Using CUDA is pretty well behaved because it is easiest (required maybe) to use nvcc which seems to be a gcc wrapper that just includes all the right stuff properly.

nvcc -O3 -arch sm_30 -lineinfo -DDEBUG -c kernel.cu
nvcc -O3 -arch sm_30 -lineinfo -DDEBUG -o x.naive_transpose kernel.o

Concurrency

Can concurrently do any of the following. * Compute * move data from host to device * move data from device to host * 4-way concurrency would also have CPU involved * each thread can do basic 3-way so many more parallel concurrencies

This is serial (input, compute, output).

iiiiiiccccccoooooo

This is with concurrencies.

iiicccooo
   iiicccooo

Nvidia offers a fancy visual profiler that does the visualizations quite nicely to optimize concurrency.

Organizational Structures

  • SM - Streaming Multiprocessors

    • Scalar processors or "cores" (32 or so out of maybe 512)

    • Shared memory

    • L1 data cache

    • Shared registers

    • Special Function Units

    • Clocks

  • blocks

  • warp

    • executed in parallel (SIMD)

    • contains 32 threads

  • threads

  • registers are 32bit

  • global memory is not really system wide global.

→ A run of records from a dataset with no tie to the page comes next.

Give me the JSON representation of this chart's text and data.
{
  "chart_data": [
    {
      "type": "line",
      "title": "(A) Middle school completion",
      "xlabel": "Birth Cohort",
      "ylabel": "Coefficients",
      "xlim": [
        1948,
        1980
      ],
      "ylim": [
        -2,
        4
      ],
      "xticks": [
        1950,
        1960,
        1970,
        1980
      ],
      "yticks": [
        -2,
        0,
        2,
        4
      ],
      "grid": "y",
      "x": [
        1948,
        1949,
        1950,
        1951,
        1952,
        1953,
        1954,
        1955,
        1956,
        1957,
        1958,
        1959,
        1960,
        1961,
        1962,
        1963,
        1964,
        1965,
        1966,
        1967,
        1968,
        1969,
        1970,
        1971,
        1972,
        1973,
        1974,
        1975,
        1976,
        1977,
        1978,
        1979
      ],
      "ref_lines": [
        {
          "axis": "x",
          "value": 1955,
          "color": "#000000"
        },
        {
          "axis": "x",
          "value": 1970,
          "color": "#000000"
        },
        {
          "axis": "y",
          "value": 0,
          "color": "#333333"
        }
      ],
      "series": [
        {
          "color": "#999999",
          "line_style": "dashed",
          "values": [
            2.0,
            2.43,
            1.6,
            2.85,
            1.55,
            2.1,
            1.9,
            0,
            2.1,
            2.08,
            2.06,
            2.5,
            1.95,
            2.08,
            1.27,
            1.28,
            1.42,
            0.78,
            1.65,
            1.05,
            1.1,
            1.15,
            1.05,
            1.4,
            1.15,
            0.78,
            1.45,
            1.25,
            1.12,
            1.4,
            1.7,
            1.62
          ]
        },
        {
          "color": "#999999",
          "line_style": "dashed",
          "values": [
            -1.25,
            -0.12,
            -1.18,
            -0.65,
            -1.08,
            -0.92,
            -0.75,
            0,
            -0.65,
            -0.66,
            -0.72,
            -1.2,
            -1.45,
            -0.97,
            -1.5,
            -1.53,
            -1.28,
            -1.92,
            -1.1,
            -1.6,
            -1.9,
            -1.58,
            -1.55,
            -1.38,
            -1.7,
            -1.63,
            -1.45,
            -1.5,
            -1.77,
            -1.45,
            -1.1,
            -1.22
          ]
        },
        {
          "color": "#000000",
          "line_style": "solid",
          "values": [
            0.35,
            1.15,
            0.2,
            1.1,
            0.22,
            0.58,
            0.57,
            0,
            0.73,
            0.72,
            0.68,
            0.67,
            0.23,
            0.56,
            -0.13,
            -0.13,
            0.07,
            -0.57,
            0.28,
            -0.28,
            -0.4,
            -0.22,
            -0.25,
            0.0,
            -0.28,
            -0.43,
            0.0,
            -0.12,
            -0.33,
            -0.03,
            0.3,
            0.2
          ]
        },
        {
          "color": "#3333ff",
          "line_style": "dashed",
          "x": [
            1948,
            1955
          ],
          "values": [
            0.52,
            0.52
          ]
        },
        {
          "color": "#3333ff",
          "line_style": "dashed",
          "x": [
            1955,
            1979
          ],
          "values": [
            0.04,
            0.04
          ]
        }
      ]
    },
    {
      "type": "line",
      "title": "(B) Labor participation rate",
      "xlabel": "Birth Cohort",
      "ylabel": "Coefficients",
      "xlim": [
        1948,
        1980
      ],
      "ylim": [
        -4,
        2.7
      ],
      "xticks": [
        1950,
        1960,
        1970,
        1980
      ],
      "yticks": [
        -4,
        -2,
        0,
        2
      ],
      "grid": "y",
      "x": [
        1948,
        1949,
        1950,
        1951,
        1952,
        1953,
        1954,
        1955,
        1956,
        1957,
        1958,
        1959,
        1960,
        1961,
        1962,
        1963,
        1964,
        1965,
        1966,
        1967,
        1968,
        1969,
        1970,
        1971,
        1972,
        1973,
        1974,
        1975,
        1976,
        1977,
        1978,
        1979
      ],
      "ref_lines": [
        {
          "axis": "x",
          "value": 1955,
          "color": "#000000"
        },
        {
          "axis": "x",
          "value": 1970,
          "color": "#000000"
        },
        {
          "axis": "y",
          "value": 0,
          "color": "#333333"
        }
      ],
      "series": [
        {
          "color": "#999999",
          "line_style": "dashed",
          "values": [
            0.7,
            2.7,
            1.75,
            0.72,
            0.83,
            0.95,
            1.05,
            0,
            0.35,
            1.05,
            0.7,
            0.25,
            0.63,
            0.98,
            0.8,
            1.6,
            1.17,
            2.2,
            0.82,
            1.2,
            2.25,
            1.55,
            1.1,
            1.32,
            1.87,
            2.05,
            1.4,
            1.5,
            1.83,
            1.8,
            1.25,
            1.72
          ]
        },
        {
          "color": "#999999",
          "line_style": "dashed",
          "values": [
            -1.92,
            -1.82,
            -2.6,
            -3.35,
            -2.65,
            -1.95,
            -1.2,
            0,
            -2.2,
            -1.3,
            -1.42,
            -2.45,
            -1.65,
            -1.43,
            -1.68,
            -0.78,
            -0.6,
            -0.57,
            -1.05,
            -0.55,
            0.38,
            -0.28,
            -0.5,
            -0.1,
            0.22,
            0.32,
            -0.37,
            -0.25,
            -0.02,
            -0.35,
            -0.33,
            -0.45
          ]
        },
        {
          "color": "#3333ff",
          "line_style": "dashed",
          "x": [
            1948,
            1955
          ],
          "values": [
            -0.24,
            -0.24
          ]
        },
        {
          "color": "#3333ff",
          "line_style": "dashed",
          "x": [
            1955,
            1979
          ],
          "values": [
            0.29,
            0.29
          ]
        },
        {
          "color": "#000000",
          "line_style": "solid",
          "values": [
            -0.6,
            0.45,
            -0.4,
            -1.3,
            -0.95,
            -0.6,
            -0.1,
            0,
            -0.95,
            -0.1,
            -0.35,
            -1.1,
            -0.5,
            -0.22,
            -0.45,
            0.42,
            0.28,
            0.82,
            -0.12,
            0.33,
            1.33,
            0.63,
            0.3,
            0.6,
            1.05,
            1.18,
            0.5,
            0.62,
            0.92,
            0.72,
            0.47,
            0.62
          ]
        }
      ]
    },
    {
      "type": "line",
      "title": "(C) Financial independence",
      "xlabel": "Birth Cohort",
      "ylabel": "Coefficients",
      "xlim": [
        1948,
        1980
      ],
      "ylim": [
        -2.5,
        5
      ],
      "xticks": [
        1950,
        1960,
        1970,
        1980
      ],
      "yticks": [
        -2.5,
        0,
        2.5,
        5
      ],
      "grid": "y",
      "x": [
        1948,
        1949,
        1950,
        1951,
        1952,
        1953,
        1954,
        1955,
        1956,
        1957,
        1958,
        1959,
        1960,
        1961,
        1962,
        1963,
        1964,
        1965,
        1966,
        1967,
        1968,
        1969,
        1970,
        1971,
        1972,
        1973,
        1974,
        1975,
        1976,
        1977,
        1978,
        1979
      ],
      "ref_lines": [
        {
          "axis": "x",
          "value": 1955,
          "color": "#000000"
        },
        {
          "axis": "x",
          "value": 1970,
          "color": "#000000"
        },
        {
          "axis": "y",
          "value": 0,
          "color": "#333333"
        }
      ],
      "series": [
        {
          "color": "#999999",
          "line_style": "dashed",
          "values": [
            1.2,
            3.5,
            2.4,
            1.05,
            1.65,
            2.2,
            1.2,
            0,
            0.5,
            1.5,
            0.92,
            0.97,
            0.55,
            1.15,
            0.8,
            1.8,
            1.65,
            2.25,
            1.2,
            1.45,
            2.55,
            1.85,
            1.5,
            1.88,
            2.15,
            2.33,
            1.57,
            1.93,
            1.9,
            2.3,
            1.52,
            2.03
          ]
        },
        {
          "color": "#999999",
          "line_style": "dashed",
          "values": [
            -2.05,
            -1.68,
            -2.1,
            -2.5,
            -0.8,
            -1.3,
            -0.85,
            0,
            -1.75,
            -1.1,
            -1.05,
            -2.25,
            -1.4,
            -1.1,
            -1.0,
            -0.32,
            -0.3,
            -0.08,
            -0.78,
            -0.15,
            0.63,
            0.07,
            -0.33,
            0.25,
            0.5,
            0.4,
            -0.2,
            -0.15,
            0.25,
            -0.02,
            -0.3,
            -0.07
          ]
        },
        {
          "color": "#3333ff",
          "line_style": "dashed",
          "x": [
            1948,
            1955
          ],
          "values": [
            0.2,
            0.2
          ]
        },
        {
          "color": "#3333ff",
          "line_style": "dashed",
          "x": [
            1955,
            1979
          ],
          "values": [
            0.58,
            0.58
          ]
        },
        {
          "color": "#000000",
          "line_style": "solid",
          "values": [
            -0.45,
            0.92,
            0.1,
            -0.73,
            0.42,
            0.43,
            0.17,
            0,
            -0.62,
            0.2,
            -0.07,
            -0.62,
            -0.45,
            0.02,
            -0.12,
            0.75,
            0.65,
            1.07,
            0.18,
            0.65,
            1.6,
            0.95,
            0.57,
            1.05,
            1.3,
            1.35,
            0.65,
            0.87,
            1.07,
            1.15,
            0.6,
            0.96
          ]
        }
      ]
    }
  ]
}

    • coalesce loads and stores

  • shared memory

    • the /cfs of GPUs

    • 32 banks of 4 bytes

    • Needs syncthreads()

  • banks

    • like a doorway to provide access to threads

    • two threads accessing one bank get serialized

    • best to get each thread accessing their own unique bank

  • streams

    • a queue of work

    • ordered list of commands

    • FIFO

    • multiple streams have no ordering between them

    • if not specified, goes to default stream, 0.

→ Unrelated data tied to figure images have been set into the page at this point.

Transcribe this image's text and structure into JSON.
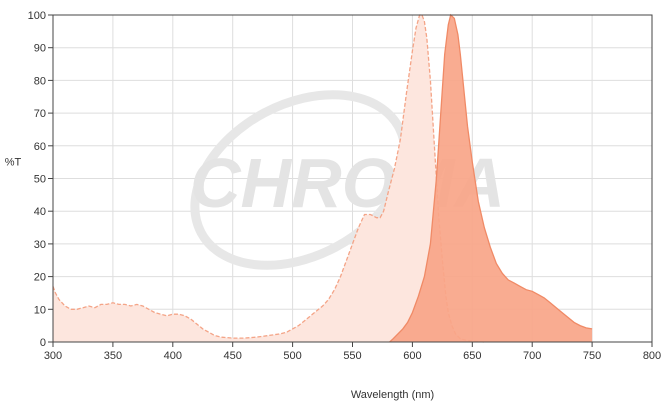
{
  "chart_data": {
    "type": "area",
    "xlabel": "Wavelength (nm)",
    "ylabel": "%T",
    "xlim": [
      300,
      800
    ],
    "ylim": [
      0,
      100
    ],
    "xticks": [
      300,
      350,
      400,
      450,
      500,
      550,
      600,
      650,
      700,
      750,
      800
    ],
    "yticks": [
      0,
      10,
      20,
      30,
      40,
      50,
      60,
      70,
      80,
      90,
      100
    ],
    "grid": true,
    "watermark": "CHROMA",
    "colors": {
      "excitation_fill": "#fde6de",
      "excitation_line": "#f4a487",
      "emission_fill": "#f9a588",
      "emission_line": "#f08a66",
      "frame": "#444444",
      "watermark": "#e4e4e4"
    },
    "series": [
      {
        "id": "excitation",
        "x": [
          300,
          302,
          305,
          310,
          315,
          320,
          325,
          330,
          335,
          340,
          345,
          350,
          355,
          360,
          365,
          370,
          375,
          380,
          385,
          390,
          395,
          400,
          405,
          410,
          415,
          420,
          425,
          430,
          435,
          440,
          450,
          460,
          470,
          480,
          490,
          495,
          500,
          505,
          510,
          515,
          520,
          525,
          530,
          535,
          540,
          545,
          550,
          555,
          560,
          565,
          570,
          573,
          576,
          580,
          585,
          590,
          595,
          600,
          603,
          606,
          608,
          610,
          612,
          615,
          618,
          620,
          622,
          625,
          628,
          630,
          633,
          636,
          640,
          645,
          650,
          655,
          660
        ],
        "y": [
          17,
          15,
          13,
          11,
          10,
          10,
          10.5,
          11,
          10.5,
          11.5,
          11.5,
          12,
          11.5,
          11.5,
          11,
          11.5,
          11,
          10,
          9,
          8.5,
          8,
          8.5,
          8.5,
          8,
          7,
          5.5,
          4,
          3,
          2,
          1.5,
          1.2,
          1.2,
          1.5,
          2,
          2.5,
          3,
          4,
          5,
          6.5,
          8,
          9.5,
          11,
          13,
          16,
          20,
          25,
          30,
          35,
          39,
          39,
          38,
          38,
          40,
          46,
          53,
          62,
          76,
          89,
          96,
          100,
          100,
          98,
          93,
          80,
          62,
          50,
          38,
          25,
          14,
          9,
          5,
          2.5,
          1,
          0.5,
          0.3,
          0.1,
          0
        ],
        "values_note": ""
      },
      {
        "id": "emission",
        "x": [
          581,
          584,
          588,
          592,
          596,
          600,
          605,
          610,
          615,
          620,
          624,
          627,
          630,
          632,
          635,
          638,
          640,
          643,
          646,
          650,
          655,
          660,
          665,
          670,
          675,
          680,
          685,
          690,
          695,
          700,
          705,
          710,
          715,
          720,
          725,
          730,
          735,
          740,
          745,
          750
        ],
        "y": [
          0,
          1,
          2.5,
          4,
          6,
          9,
          14,
          20,
          30,
          50,
          72,
          88,
          97,
          100,
          99,
          94,
          88,
          77,
          66,
          55,
          43,
          35,
          29,
          24,
          21,
          19,
          18,
          17,
          16,
          15.5,
          14.5,
          13.5,
          12,
          10.5,
          9,
          7.5,
          6,
          5,
          4.3,
          4
        ]
      }
    ]
  }
}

    • multistream programming needs >0 stream for async

  • kernel - is the callback like function that runs in the CUDA cores.

    • __global__ void mykernelfn(const int a, const int b){...}

    • kernel<<<blocks,threads,[smem[,stream]]>>>();

Examples

Example Performance of Transposing a Matrix
Using GPU 0: Tesla K80
Matrix size is 16000
Total memory required per matrix is 2048.000000 MB
Total time CPU is 1.255781 sec
Performance is 3.261715 GB/s
Total time GPU is 0.067238 sec
Performance is 60.918356 GB/s
Same Matrix Transpose Optimizing Concurrent Memory Access
Using GPU 0: Tesla K80
Matrix size is 16000
Total memory required per matrix is 2048.000000 MB
Total time CPU is 1.256058 sec
Performance is 3.260996 GB/s
Total time GPU is 0.035628 sec
Performance is 114.964519 GB/s